What do you think the Calusa are thankful for this thanksgiving? Don’t think too hard; we wiped out the last Calusa by the late 1700’s. The ones we didn’t kill by gun, small pox, or measles we captured and sold as slaves. Every now and then you’ll find a Calusa shell mound somewhere, but that’s about it.
How about the Tequesta? Well, they didn’t like us much at first, but we won them over by giving them colored fabric, knives, and, oh yes, rum. Then we used warfare, slavery, and disease to all but eliminate them by the end of the 1800s.
And, of course, the Seminoles. Of the three tribes I mention (and Florida had more, but I think you’re getting my point here), they are the “luckiest”. We didn’t exterminate them completely. In 1823, we signed the treaty of Moultrie Creek with the Seminoles. WIthin the year, we built Fort Brooke to deal with “problems” between Seminoles and white settlers. By the 1830’s… well… our government decided the best way to solve those problems was to move ALL remaining natives to Oklahoma. In 1834, the government moved 3,824 Indians westward. In 1957, the Seminole tribe of Florida incorporated and less than 30 years later they founded the Tampa reservation. Today you can go there and gamble at the Hard Rock and buy tobacco.
Now, please understand, it was a war and the natives lost. I get it. I am all ABOUT survival of the fittest. But what makes my intestines itch is the way that we rewrote the past and then, to heap insult upon insult like we’ll heap those sweet potatoes on our plate next Thursday, celebrate the advent of our lying, killing, maiming, and diseasing. We have a holiday for it. We give thanks for the kindness we welcomed, abused, and turned against countless tribes. We conveniently ignore what we did, revising history so much that I doubt anyone reading this can name two other Florida tribes that once existed. We don’t even have the courtesy to remember those we lied to and destroyed on the holiday we created to celebrate the lies and destruction.

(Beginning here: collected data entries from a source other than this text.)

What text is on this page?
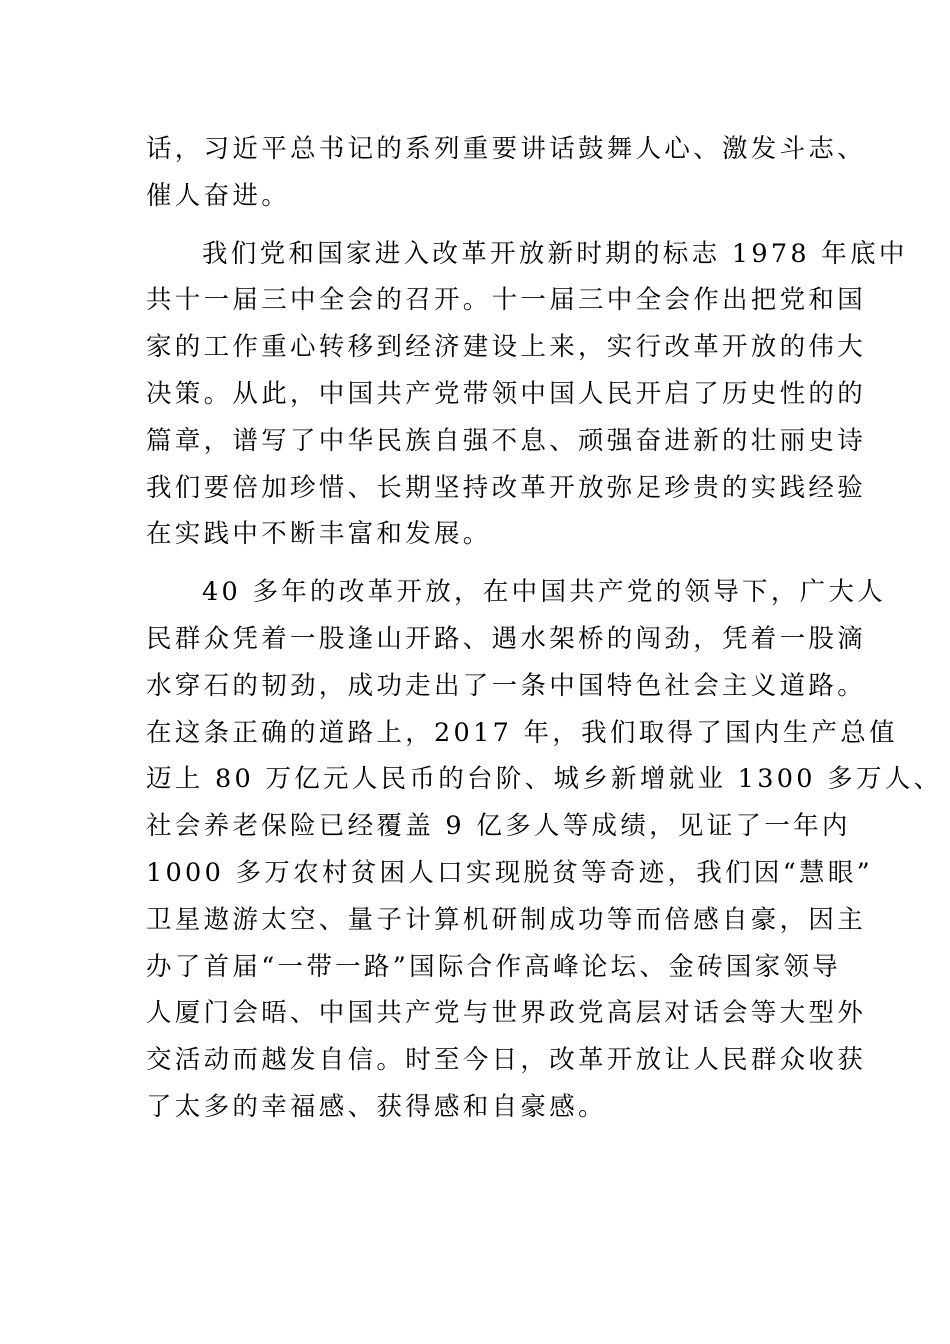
话，习近平总书记的系列重要讲话鼓舞人心、激发斗志、
催人奋进。
我们党和国家进入改革开放新时期的标志 1978 年底中
共十一届三中全会的召开。十一届三中全会作出把党和国
家的工作重心转移到经济建设上来，实行改革开放的伟大
决策。从此，中国共产党带领中国人民开启了历史性的的
篇章，谱写了中华民族自强不息、顽强奋进新的壮丽史诗
我们要倍加珍惜、长期坚持改革开放弥足珍贵的实践经验
在实践中不断丰富和发展。
40 多年的改革开放，在中国共产党的领导下，广大人
民群众凭着一股逢山开路、遇水架桥的闯劲，凭着一股滴
水穿石的韧劲，成功走出了一条中国特色社会主义道路。
在这条正确的道路上，2017 年，我们取得了国内生产总值
迈上 80 万亿元人民币的台阶、城乡新增就业 1300 多万人、
社会养老保险已经覆盖 9 亿多人等成绩，见证了一年内
1000 多万农村贫困人口实现脱贫等奇迹，我们因“慧眼”
卫星遨游太空、量子计算机研制成功等而倍感自豪，因主
办了首届“一带一路”国际合作高峰论坛、金砖国家领导
人厦门会晤、中国共产党与世界政党高层对话会等大型外
交活动而越发自信。时至今日，改革开放让人民群众收获
了太多的幸福感、获得感和自豪感。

So I ask all of you… next week, celebrate thanksgiving. Eat too much, drink too much, do whatever you normally do. But at some point during the day, pour yourself a glass of firewater (rum is what I would suggest, simply for historical value, but I suppose a merlot would do the trick as well), and toast the Calusa, Seminole, Tequesta, and the others.
And, if you want to have a little fun with your in-laws, bring up the whole “barbaric holiday” thing. It’s highly entertaining.